Note: Responses over 1994-2007 sample period. Shaded areas indicate the 68% and 95% confidence bands.
Where do these deposits end up? Depositors move their funds to places where they can earn higher returns on their investments, at the potential cost of liquidity and safety. For example, some of the liquid deposits remain with the banking sector and are exchanged for less-liquid deposits, such as traditional certificates of deposit or term deposits. However, as the red line in Figure 4 shows, total bank deposits still decline to a monetary policy tightening shock, illustrating that depositors also search for other investments. In accordance with this finding, the most recent data for U.S. banks show that total bank deposits fell around $575 billion between the first quarter and third quarter of 2022.
Apart from illiquid term deposits, investors may move their funds to government securities or money market funds. While money market deposits are not government insured, they typically offer higher rates than bank demand deposits, while still being highly liquid. Consistent with this explanation, in earlier research (Paul 2018) I found that the yearly percentage growth of assets held by money market funds and the level of the federal funds rate tend to move together very closely.
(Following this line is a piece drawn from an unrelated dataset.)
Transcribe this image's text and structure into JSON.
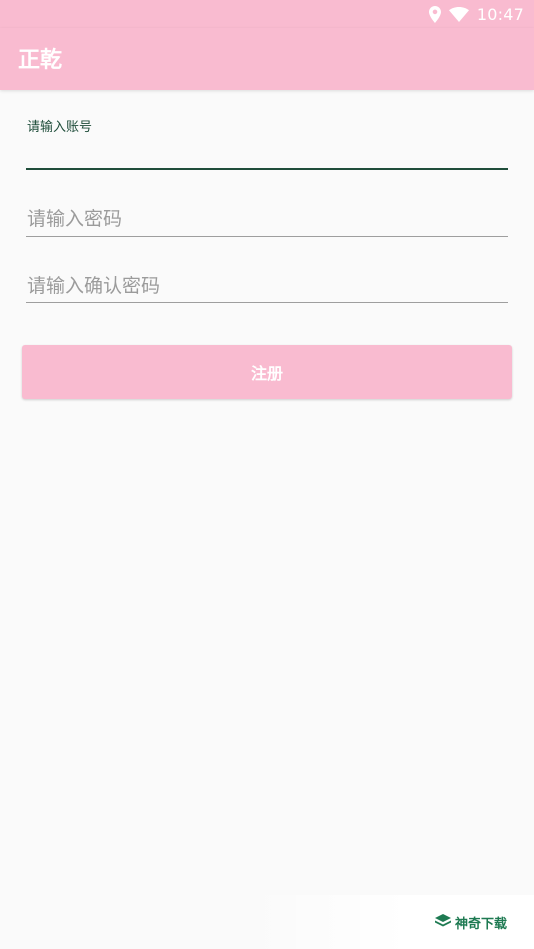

Money market funds are an important source of funding for shadow banks, which gives these institutions an easy way to expand their lending relative to regulated commercial banks following a tightening of monetary policy (Elliott et al. 2021). Thus, when policy interest rates change, deposits and assets tend to be reallocated within the financial system. After tighter policy, relatively less lending comes from the regulated and supervised commercial banking system and more from the potentially less stable shadow banking system.
Conclusion
This Economic Letter provides evidence that commercial banks are able to offload a large part of their interest rate risk exposure. Following monetary policy tightening shocks, bank profit margins typically decline somewhat. However, during the pre-pandemic episode of tightening, banks’ net interest margins instead increased, as deposit rates were held down after a long period of policy rates being stuck at their lower bound. This recent experience suggests that bank profit margins could behave similarly over the ongoing tightening cycle. The stability of bank profit margins is achieved in part via relatively large deposit outflows and asset reallocations within the financial system. After a monetary tightening, liquid deposits flow out of the regulated banking system, allowing money market funds to grow and possibly providing additional funding for shadow banks.
Pascal Paul is a senior economist in the Economic Research Department of the Federal Reserve Bank of San Francisco.
References
Drechsler, Itamar, Alexi Savov, and Philipp Schnabl. 2021. “Banking on Deposits: Maturity Transformation without Interest Rate Risk.” Journal of Finance 76(3), pp. 1,091–1,143.
Elliott, David, Ralf Meisenzahl, José-Luis Peydró, and Bryce C. Turner. 2021. “Nonbanks, Banks, and Monetary Policy: U.S. Loan-Level Evidence since the 1990s.” FRB Chicago Working Paper 2022-27 (June).
Gomez, Matthieu, Augustin Landier, David Sraer, and David Thesmar. 2021. “Bank Exposure to Interest-Rate Risk and the Transmission of Monetary Policy.” Journal of Monetary Economics 117, pp. 543–570.
Nakamura, Emi, and Jon Steinsson. 2018. “High Frequency Identification of Monetary Non-Neutrality: The Information Effect.” Quarterly Journal of Economics 133(3), pp. 1,283–1,330.
Paul, Pascal. 2022. “Banks, Maturity Transformation, and Monetary Policy.” FRB San Francisco Working Paper 2020-07, October, forthcoming in Journal of Financial Intermediation.
Paul, Pascal. 2018. “Monetary Policy Cycles and Financial Stability.” FRBSF Economic Letter 2018-06 (February 26).